Some of these crosses tend to be less animated swimmers, especially those that possess a short, sharply downturned, ranchu-like caudal peduncle with flared and short caudal fins, traits which are otherwise uncharacteristic for the breed. Such fish can be quite sedentary, spending most of their time at or near the bottom of the aquarium; however, a more expansive color range can be found among these hybrids, with metallic specimens appearing in chocolate, black and various bi-colors in addition to the standard metallic colors, and nacreous fish seen in bi-color, tri-color and calico. These hybrids are not generally available commercially outside Asia but can be acquired through specialist dealers and importers.
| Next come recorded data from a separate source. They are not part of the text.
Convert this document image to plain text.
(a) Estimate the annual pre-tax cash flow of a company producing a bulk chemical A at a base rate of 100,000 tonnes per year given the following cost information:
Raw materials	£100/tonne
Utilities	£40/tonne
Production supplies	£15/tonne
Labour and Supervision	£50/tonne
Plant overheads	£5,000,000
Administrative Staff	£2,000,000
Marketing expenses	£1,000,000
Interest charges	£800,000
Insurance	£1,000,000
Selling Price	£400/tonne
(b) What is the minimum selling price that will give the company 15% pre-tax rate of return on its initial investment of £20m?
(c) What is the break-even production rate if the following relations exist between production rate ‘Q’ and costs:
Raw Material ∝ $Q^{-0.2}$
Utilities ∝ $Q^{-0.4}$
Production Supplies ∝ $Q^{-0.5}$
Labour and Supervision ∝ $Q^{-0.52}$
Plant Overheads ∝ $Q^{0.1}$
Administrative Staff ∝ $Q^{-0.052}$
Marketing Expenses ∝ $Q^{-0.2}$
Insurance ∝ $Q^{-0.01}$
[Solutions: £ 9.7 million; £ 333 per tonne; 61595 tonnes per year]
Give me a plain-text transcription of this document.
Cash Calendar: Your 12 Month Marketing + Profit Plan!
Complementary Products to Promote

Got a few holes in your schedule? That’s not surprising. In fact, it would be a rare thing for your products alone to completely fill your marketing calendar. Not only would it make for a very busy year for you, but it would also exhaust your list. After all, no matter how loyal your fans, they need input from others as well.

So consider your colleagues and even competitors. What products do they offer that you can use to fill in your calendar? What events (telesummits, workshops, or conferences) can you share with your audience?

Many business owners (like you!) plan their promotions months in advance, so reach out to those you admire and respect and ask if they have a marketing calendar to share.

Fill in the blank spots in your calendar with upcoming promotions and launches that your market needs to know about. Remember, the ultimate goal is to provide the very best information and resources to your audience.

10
The Deme-ranchu is identical to the Celestial in conformation save for its telescopic eyes which do not turn upward. In any spawning of Celestials, many fry will be found to mature with telescopic eyes that never turn upwards. These fish are identical to deme-ranchu. The Toadhead or Hama-tou in Japanese, is similar to the Celestial in having upward-turned eyes, though they are not protuberant, each supporting a small bubble-like growth sacs beneath it. It is believed to be the ancestor to both the celestial eye and bubble eye goldfish.